= Beate Baumann =

German political advisor

Beate Baumann (born July 28, 1963) is a German political advisor. She became known as office manager to German Chancellor Angela Merkel and, alongside Eva Christiansen, as her closest advisor.

== Life ==

After graduating from Gymnasium Carolinum in Osnabrück, Baumann studied English and German language and literature in Münster and Cambridge and passed her state examination in Münster in 1990. Baumann was already politically active during her studies, for example on the state executive committee of the Junge Union in Lower Saxony. On recommendation of Christian Wulff, Baumann became Angela Merkel's advisor in the Federal Youth Ministry in January 1992 and moved with her to the Federal Environment Ministry as office manager in 1995. When Merkel was elected Secretary General of the CDU in 1998, Baumann followed her to the Adenauer House, where she temporarily headed the planning staff in addition to Merkel's office. When Merkel became chairwoman of the CDU/CSU parliamentary group in the Bundestag in 2002 in addition to her office as party chairwoman, Beate Baumann again accompanied her as office manager in the Jakob-Kaiser-Haus. After Merkel's election as Federal Chancellor, Baumann was her office manager in the Federal Chancellery from November 22, 2005, to December 8, 2021. She attended the Morgenlage there, to which only Merkel's closest circle was invited. As Merkel's office manager, Baumann had influence on some decisions.
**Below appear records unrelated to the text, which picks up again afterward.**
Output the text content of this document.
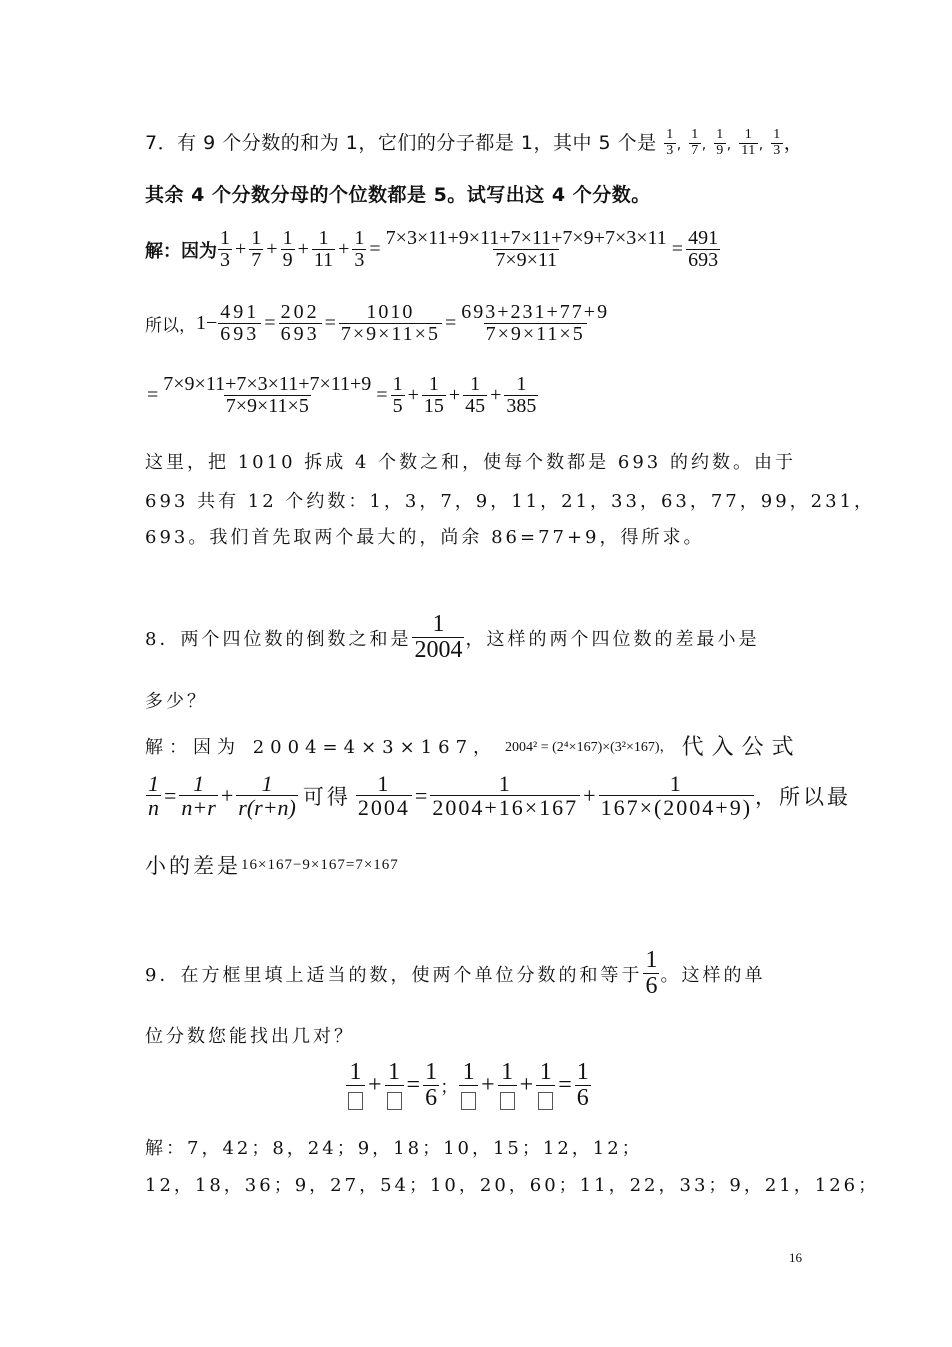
7．有 9 个分数的和为 1，它们的分子都是 1，其中 5 个是 $\frac{1}{3}$ , $\frac{1}{7}$ , $\frac{1}{9}$ , $\frac{1}{11}$ , $\frac{1}{3}$ ，
其余 4 个分数分母的个位数都是 5。试写出这 4 个分数。
解：因为 $\frac{1}{3} + \frac{1}{7} + \frac{1}{9} + \frac{1}{11} + \frac{1}{3} = \frac{7\times 3\times 11+9\times 11+7\times 11+7\times 9+7\times 3\times 11}{7\times 9\times 11} = \frac{491}{693}$
所以， $1- \frac{491}{693} = \frac{202}{693} = \frac{1010}{7\times 9\times 11\times 5} = \frac{693+231+77+9}{7\times 9\times 11\times 5}$
= $\frac{7\times 9\times 11+7\times 3\times 11+7\times 11+9}{7\times 9\times 11\times 5} = \frac{1}{5} + \frac{1}{15} + \frac{1}{45} + \frac{1}{385}$
这里，把 1010 拆成 4 个数之和，使每个数都是 693 的约数。由于
693 共有 12 个约数：1，3，7，9，11，21，33，63，77，99，231，
693。我们首先取两个最大的，尚余 86=77+9，得所求。
8．两个四位数的倒数之和是 $\frac{1}{2004}$ ，这样的两个四位数的差最小是
多少？
解：因为 2004=4×3×167， 2004² = (2⁴×167)×(3²×167)， 代入公式
$\frac{1}{n} = \frac{1}{n+r} + \frac{1}{r(r+n)}$ 可得 $\frac{1}{2004} = \frac{1}{2004+16\times 167} + \frac{1}{167\times(2004+9)}$ ，所以最
小的差是 16×167−9×167=7×167
9．在方框里填上适当的数，使两个单位分数的和等于 $\frac{1}{6}$ 。这样的单
位分数您能找出几对？
1
+
1
= $\frac{1}{6}$ ；
1
+
1
+
1
= $\frac{1}{6}$
解：7，42；8，24；9，18；10，15；12，12；
12，18，36；9，27，54；10，20，60；11，22，33；9，21，126；
16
Merkel's decisions to run for the chancellorship again in 2017 and to vote against Marriage for All had to be supported by her as office manager, but she was personally of a different opinion. After the end of Merkel's chancellorship, she told Spiegel that she was working on a biography with her, which would be published in November 2024.

== Film portrayals ==

Baumann was featured in the docudrama Stunden der Entscheidung: Angela Merkel and the Refugees by Tilla Kratochwil and in the feature film Die Getriebenen by Gisela Aderhold.